Basic knowledge of mental illness – such as its nature, symptoms and impact – are neglected, leaving room for misunderstandings on mental health and ‘stigma’. Numerous researches have been conducted on stigma and discrimination of people with mental disorders. However, most of the literature investigates stigma from a cultural conception point of view, experiences of patients or public attitudes towards mental illness but little to none from the standpoint of mental health professionals. In Malaysia, this research on stigma is particularly limited. Therefore, the state of stigma and discrimination of people with mental illness was investigated from the perspectives of mental health professionals.

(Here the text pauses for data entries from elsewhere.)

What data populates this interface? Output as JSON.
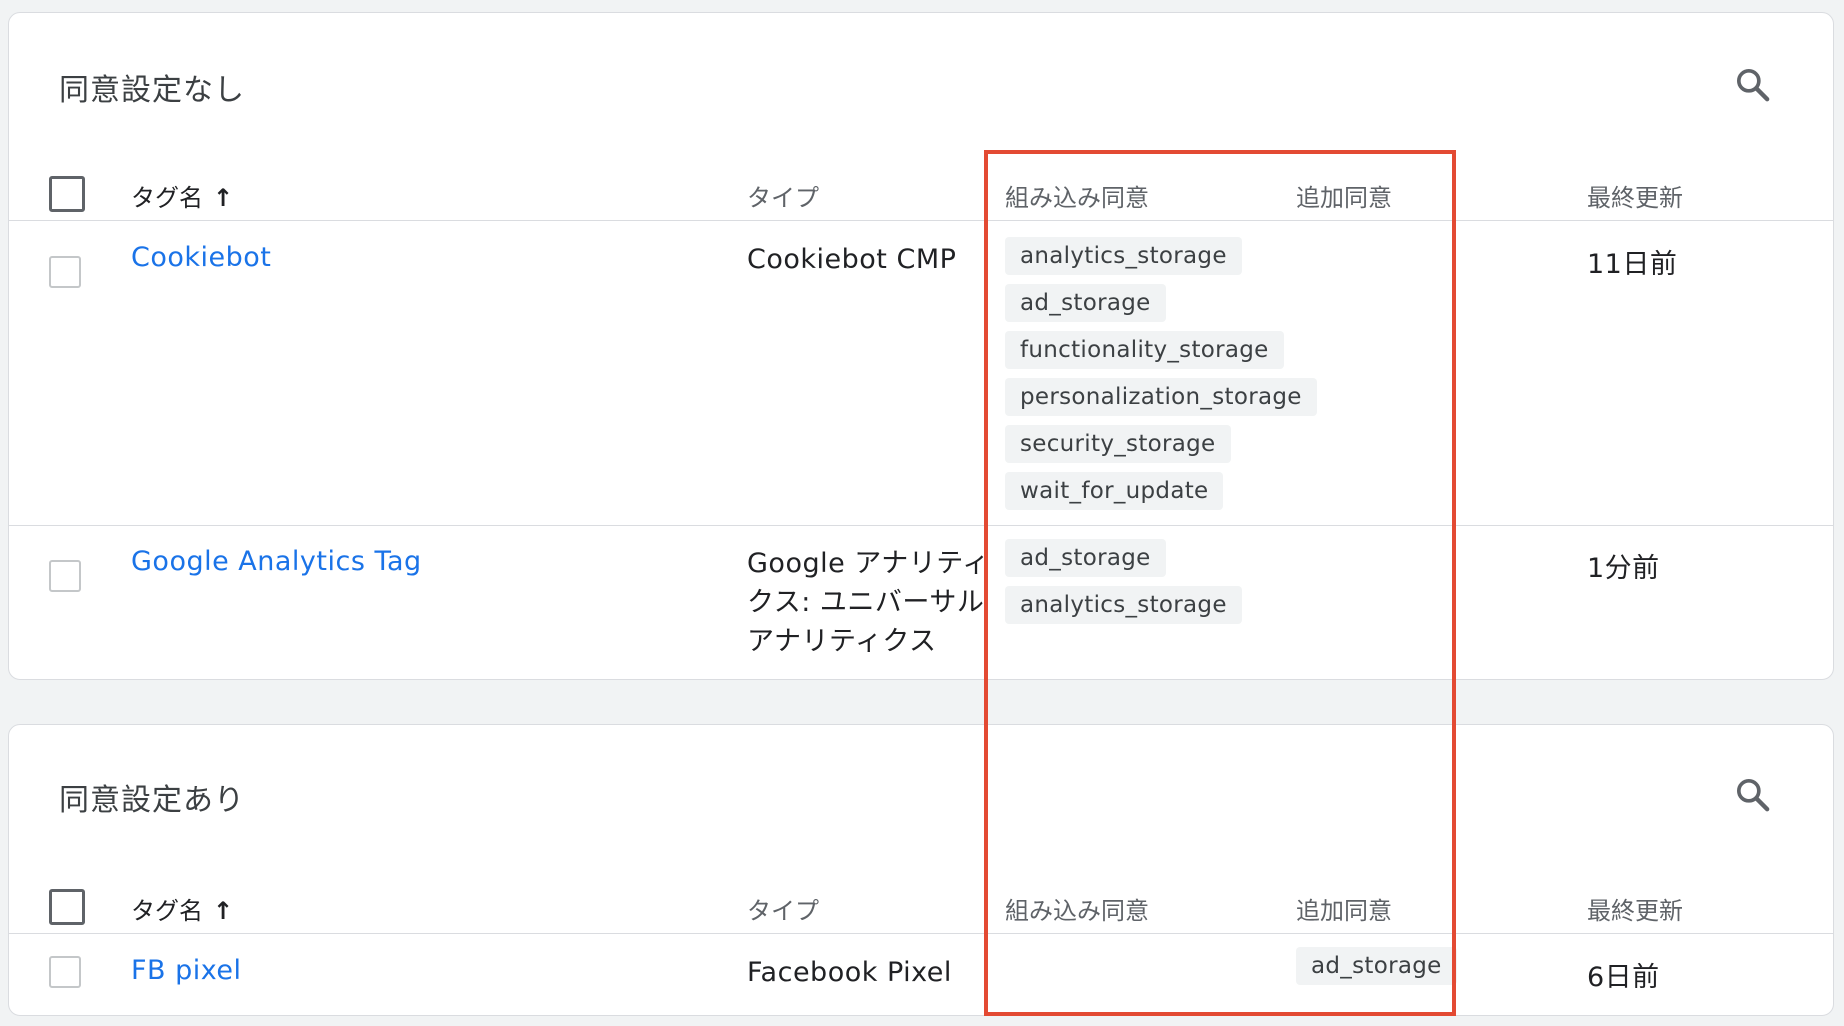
{
  "sections": [
    {
      "title": "同意設定なし",
      "columns": {
        "name": "タグ名",
        "type": "タイプ",
        "builtin_consent": "組み込み同意",
        "additional_consent": "追加同意",
        "last_updated": "最終更新"
      },
      "rows": [
        {
          "name": "Cookiebot",
          "type": "Cookiebot CMP",
          "builtin": [
            "analytics_storage",
            "ad_storage",
            "functionality_storage",
            "personalization_storage",
            "security_storage",
            "wait_for_update"
          ],
          "additional": [],
          "updated": "11日前"
        },
        {
          "name": "Google Analytics Tag",
          "type": "Google アナリティクス: ユニバーサル アナリティクス",
          "builtin": [
            "ad_storage",
            "analytics_storage"
          ],
          "additional": [],
          "updated": "1分前"
        }
      ]
    },
    {
      "title": "同意設定あり",
      "columns": {
        "name": "タグ名",
        "type": "タイプ",
        "builtin_consent": "組み込み同意",
        "additional_consent": "追加同意",
        "last_updated": "最終更新"
      },
      "rows": [
        {
          "name": "FB pixel",
          "type": "Facebook Pixel",
          "builtin": [],
          "additional": [
            "ad_storage"
          ],
          "updated": "6日前"
        }
      ]
    }
  ],
  "icons": {
    "search": "search-icon",
    "sort": "arrow-up-icon"
  },
  "colors": {
    "link": "#1a73e8",
    "highlight": "#e34a33",
    "chip_bg": "#f1f3f4"
  }
}
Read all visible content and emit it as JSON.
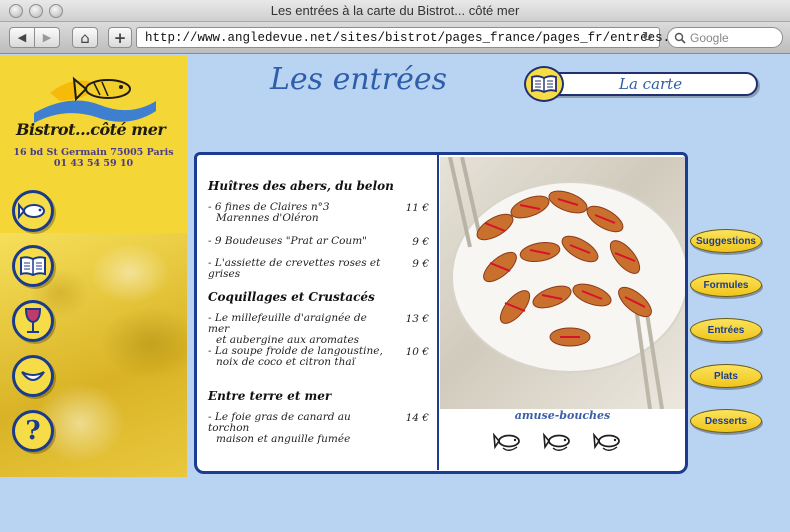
{
  "window": {
    "title": "Les entrées à la carte du Bistrot... côté mer"
  },
  "toolbar": {
    "back_label": "◀",
    "forward_label": "▶",
    "home_label": "⌂",
    "add_label": "+",
    "url": "http://www.angledevue.net/sites/bistrot/pages_france/pages_fr/entrees.html",
    "search_placeholder": "Google"
  },
  "sidebar": {
    "brand": "Bistrot...côté mer",
    "address_line1": "16 bd St Germain 75005 Paris",
    "address_line2": "01 43 54 59 10",
    "icons": [
      "fish-icon",
      "book-icon",
      "wine-glass-icon",
      "smile-icon",
      "question-icon"
    ]
  },
  "page": {
    "title": "Les entrées",
    "carte_label": "La carte"
  },
  "menu": {
    "sections": [
      {
        "title": "Huîtres des abers, du belon",
        "dishes": [
          {
            "line1": "- 6 fines de Claires n°3",
            "line2": "Marennes d'Oléron",
            "price": "11 €"
          },
          {
            "line1": "- 9 Boudeuses \"Prat ar Coum\"",
            "line2": "",
            "price": "9 €"
          },
          {
            "line1": "- L'assiette de crevettes roses et grises",
            "line2": "",
            "price": "9 €"
          }
        ]
      },
      {
        "title": "Coquillages et Crustacés",
        "dishes": [
          {
            "line1": "- Le millefeuille d'araignée de mer",
            "line2": "et aubergine aux aromates",
            "price": "13 €"
          },
          {
            "line1": "- La soupe froide de langoustine,",
            "line2": "noix de coco et citron thaï",
            "price": "10 €"
          }
        ]
      },
      {
        "title": "Entre terre et mer",
        "dishes": [
          {
            "line1": "- Le foie gras de canard au torchon",
            "line2": "maison et anguille fumée",
            "price": "14 €"
          }
        ]
      }
    ],
    "photo_caption": "amuse-bouches"
  },
  "nav": {
    "suggestions": "Suggestions",
    "formules": "Formules",
    "entrees": "Entrées",
    "plats": "Plats",
    "desserts": "Desserts"
  },
  "colors": {
    "sidebar": "#f4d736",
    "page_background": "#b9d3f3",
    "accent_blue": "#1b3c8f",
    "title_blue": "#2f5ea8"
  }
}
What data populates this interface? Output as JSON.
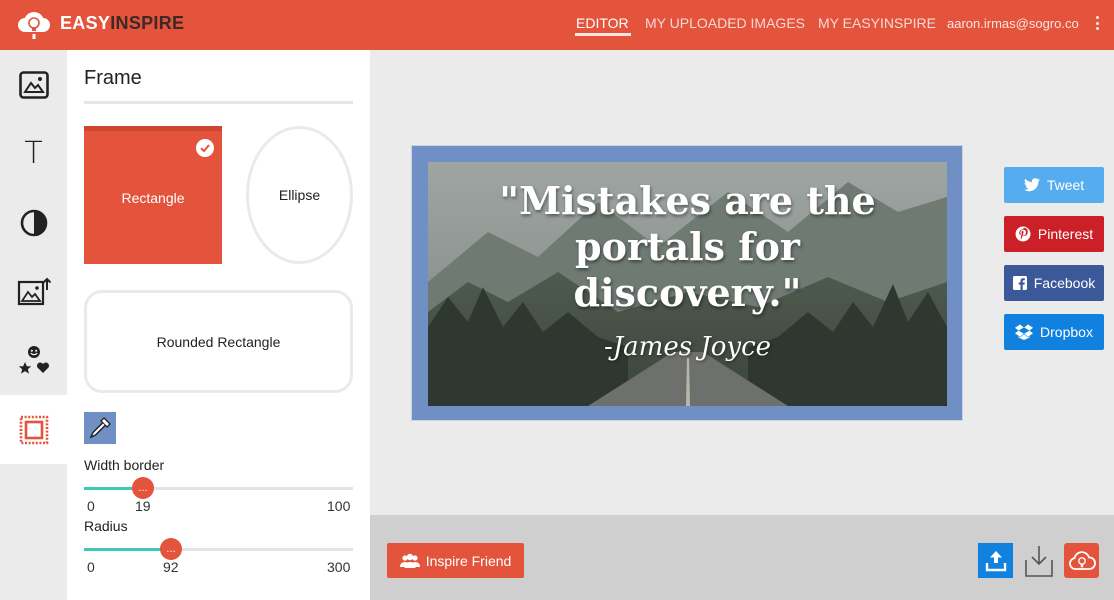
{
  "header": {
    "brand_primary": "EASY",
    "brand_secondary": "INSPIRE",
    "nav": [
      {
        "label": "EDITOR",
        "active": true
      },
      {
        "label": "MY UPLOADED IMAGES",
        "active": false
      },
      {
        "label": "MY EASYINSPIRE",
        "active": false
      }
    ],
    "user_email": "aaron.irmas@sogro.co",
    "color": "#e4533b"
  },
  "tools": [
    {
      "icon": "image-icon",
      "active": false
    },
    {
      "icon": "text-icon",
      "label": "T",
      "active": false
    },
    {
      "icon": "contrast-icon",
      "active": false
    },
    {
      "icon": "upload-image-icon",
      "active": false
    },
    {
      "icon": "stickers-icon",
      "active": false
    },
    {
      "icon": "frame-icon",
      "active": true
    }
  ],
  "panel": {
    "title": "Frame",
    "shapes": [
      {
        "label": "Rectangle",
        "selected": true
      },
      {
        "label": "Ellipse",
        "selected": false
      },
      {
        "label": "Rounded Rectangle",
        "selected": false
      }
    ],
    "border_color": "#6f8fc5",
    "width_border": {
      "label": "Width border",
      "min": "0",
      "value": "19",
      "max": "100",
      "thumb_text": "..."
    },
    "radius": {
      "label": "Radius",
      "min": "0",
      "value": "92",
      "max": "300",
      "thumb_text": "..."
    }
  },
  "canvas": {
    "quote_lines": [
      "\"Mistakes are the",
      "portals for",
      "discovery.\""
    ],
    "author": "-James Joyce"
  },
  "share": {
    "tweet": "Tweet",
    "pinterest": "Pinterest",
    "facebook": "Facebook",
    "dropbox": "Dropbox"
  },
  "bottom": {
    "inspire_friend": "Inspire Friend"
  },
  "colors": {
    "accent": "#e4533b",
    "slider_fill": "#3ec9b4",
    "twitter": "#55acee",
    "pinterest": "#cb2027",
    "facebook": "#3b5998",
    "dropbox": "#1081de"
  }
}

In-depth, face-to-face, semi-structured interviews were conducted with 15 mental health professionals from both government and private sectors including psychiatrists, psychologists and counsellors. The interviews were approximately 45-minutes long. The data was subsequently analysed using the basic thematic approach.
Seven principal themes, each with their own sub-themes, emerged from the analysis of ‘stigma of mental illness’ from mental health professionals’ point of view, including: (1) main perpetrators, (2) types of mental illness carrying stigma, (3) demography and geography of stigma, (4) manifestations of stigma, (5) impacts of stigma, (6) causes of stigma and (7) proposed initiatives to tackle stigma. Stigma of mental illness is widespread. This is most evident amongst people suffering from conditions such as schizophrenia, bipolar disorder and depression. Stigma manifests itself most often in forms of labelling, rejection, social exclusion and in employment. Family, friends and workplace staff are reported to be the main perpetrators of discriminatory conducts.